On Sunday morning, I woke up knowing that there were only 36 hours until Erev Rosh Hashana and we still had not done any food shopping. I knew time was running out; I also didn’t want to start the new year eating non-kosher chicken or non-kosher meat. I wanted a kashrut Rosh Hashanah meal. So I decided to Google “Kosher take-out restaurants” and surprisingly, came up with several Kosher restaurants in my area where you could order take out. I thought ordering out would be a great idea; we wouldn’t have to cook and we would be eating Kosher food and it would be a traditional menu. It was now 10:30AM on Sunday. I called one restaurant and asked if it was not too late to order a YomTov meal for two. The kind man on the other end said, “It shouldn’t be too late; let’s see what we can do.” I was touched, really, by his kindness. I told him I would zoom by within the hour, and that’s what I did.
After reviewing the menu, the host – who was the same kind soul who I spoke with on the phone – suggested “Hey, why don’t you just eat here tomorrow night, instead of odering a take out meal?” I thought, hmmm, I never heard of that! Eating out on Rosh Hashanah?
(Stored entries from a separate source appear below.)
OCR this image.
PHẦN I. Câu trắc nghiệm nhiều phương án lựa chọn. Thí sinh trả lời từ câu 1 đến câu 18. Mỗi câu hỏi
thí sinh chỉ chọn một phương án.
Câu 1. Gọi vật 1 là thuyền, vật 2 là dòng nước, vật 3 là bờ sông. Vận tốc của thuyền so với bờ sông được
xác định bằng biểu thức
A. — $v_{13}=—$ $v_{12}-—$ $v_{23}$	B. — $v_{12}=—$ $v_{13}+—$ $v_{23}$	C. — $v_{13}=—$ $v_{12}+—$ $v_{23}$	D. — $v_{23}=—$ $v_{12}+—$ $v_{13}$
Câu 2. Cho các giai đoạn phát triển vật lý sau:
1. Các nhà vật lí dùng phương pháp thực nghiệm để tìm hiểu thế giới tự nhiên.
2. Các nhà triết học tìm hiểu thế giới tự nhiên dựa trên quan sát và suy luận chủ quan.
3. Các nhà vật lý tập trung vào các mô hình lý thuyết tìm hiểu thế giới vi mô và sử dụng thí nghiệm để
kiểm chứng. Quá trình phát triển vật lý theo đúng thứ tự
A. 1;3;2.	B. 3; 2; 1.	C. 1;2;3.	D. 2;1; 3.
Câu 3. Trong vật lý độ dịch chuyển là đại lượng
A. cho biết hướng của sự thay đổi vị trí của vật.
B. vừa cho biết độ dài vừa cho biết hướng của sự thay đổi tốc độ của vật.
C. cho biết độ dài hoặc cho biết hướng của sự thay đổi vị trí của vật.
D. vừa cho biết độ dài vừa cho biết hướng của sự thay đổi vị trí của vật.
This wasn’t Mother’s Day! Eating out – yeah, that sounded sweet. No hassle, no clean up, no pots to wash… so I agreed and said “Yes, let’s do that” and that’s what we did, folks. Last nite, Erev Rosh Hashanah, we ate at a Kosher restaurant where everyone there who was dining was Jewish and observant – and it was like one big family. There was a washing basin where I was able to do my own HaMotzi and we ate challah and drank Kedem wine, ate chicken and meat and dunked our apples in the honey. There was one huge party of 70, a couple of parties of 10 or 12, some couples, some families, some Israelis, and the best part – we were all Jews. Well, except for my spouse but that’s where the Finding Serenity theme enters.
The kind gentleman who met me on Sunday, was also BalShemTov. After he had suggested that I make reservations, we started to talk about Judaism and God and – then it happened: I mentioned that I was married to a Christian. This kind man said I was blocking my better self. No one decides to live a life in which nothing of consequence happens. He said that by marrying a non-Jew I would never reach the fullest potential as a Jew and that by marrying a Christian would help impart my spiritual death.
How’s that for starting a New Year on the right foot?
So, folks, I ask you, am I doomed to fail at being a better Jew, which is what I have always wanted for myself? I came from a secular home and my pursuit of my Jewish self was born within me, not because I inherited the passion from my parents or grandparents. I always believed in G-d. Where did that calling come from? And would I heed that calling only to be told that after 25 years of being in love with the same person, that I would never find serenity?
Our marriage is largely successful I suppose because we have built a home in which Torah values are paramount. That can only be done with a spouse committed to the same values. Choosing to marry someone who shares the defining values of your life is not a bad thing, is it?